A hybrid assembly was built on the basis the Illumina-corrected PacBio reads using Canu (Koren et al., 2017). Contigs made up by only 2 to 5 PacBio reads were discarded, but the reads were further used for scaffolding the assembly using SSpace-Long (Boetzer & Pirovano, 2014). SSpace standard (Boetzer et al., 2011) was used afterwards to scaffold the assembly using SG Illumina reads and LJD reads. KGBassebmler (Ma et al., 2012) was used to build a final pseudo-chromosome level assembly, using the karyotype of the related species, Eutrema salsugineum, as a template. The genomic data for M. erraticum can be found under the following accession numbers – Bioproject ID PRJEB35998, BioSample: SAMEA6449025, SRA: ERS4214584, GenBank assembly: GCA_902728155.2.

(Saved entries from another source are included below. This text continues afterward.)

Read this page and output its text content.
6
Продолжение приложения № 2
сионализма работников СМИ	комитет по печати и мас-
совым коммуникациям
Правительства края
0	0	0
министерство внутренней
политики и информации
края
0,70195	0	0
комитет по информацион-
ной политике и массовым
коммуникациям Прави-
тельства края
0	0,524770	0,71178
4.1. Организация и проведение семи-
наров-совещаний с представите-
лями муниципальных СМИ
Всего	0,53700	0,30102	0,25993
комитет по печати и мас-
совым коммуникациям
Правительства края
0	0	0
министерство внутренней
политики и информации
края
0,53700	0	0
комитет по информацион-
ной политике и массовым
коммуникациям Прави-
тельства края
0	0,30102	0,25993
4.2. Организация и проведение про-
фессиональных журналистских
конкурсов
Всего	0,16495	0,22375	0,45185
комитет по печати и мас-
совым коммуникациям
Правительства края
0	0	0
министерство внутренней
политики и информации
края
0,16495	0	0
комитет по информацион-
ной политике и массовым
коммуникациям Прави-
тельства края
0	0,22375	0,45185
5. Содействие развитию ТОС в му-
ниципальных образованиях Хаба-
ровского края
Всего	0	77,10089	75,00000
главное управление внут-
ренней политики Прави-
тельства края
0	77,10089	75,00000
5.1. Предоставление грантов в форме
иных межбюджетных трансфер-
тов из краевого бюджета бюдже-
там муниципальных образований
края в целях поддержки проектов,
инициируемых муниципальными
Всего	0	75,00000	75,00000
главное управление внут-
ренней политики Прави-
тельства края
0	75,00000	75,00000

Assembly Assessment, Gene Prediction, and Annotation
The final assembly was subjected to both CEGMA (Parra et al., 2009) and BUSCO (Simão et al., 2015) genome completeness assessments. Transcriptomic reads were mapped onto the assembled genome using tophat2 (Kim et al., 2013). The mapping results were used in the BRAKER1 pipeline (Hoff et al., 2016) which uses GenMark-ET and Augustus to predict the gene space. Homology search for the predicted genes was performed using Blastp against a locally stored NR (non-redundant protein sequences) database (downloaded from NCBI 25/03/2017). Interpro ids of all predicted genes were fetched by running InterPro via the webservice option in Blast2GO (Conesa et al., 2005). Inside the Blast2GO framework, blast results and InterPro annotations were merged and GO ids were assigned to the sequences. The most generic GO ids (top level) were removed from the annotation and sequences were further annotated according to their predicted localization. Repeatscout (Price et al., 2005) was used for de-novo identification of repeat elements and for creating a repeat element database. This database was used in repeatmasker (Smit et al., 1996-2010) to predict repeat elements in the genome. Putative repeats were further filtered on the basis of their copy numbers and only those repeats present with more than 10 copies in the genome were annotated as repeats. This way, repeat domain families were identified in M. erraticum and four other Brassicaceae genomes (Table S1) downloaded from the JGI genome portal (https://phytozome.jgi.doe.gov/pz/portal.html). Interproscan was run over the gene-set from these species and the number of sequences from each species matching to specific repeat domain families were obtained.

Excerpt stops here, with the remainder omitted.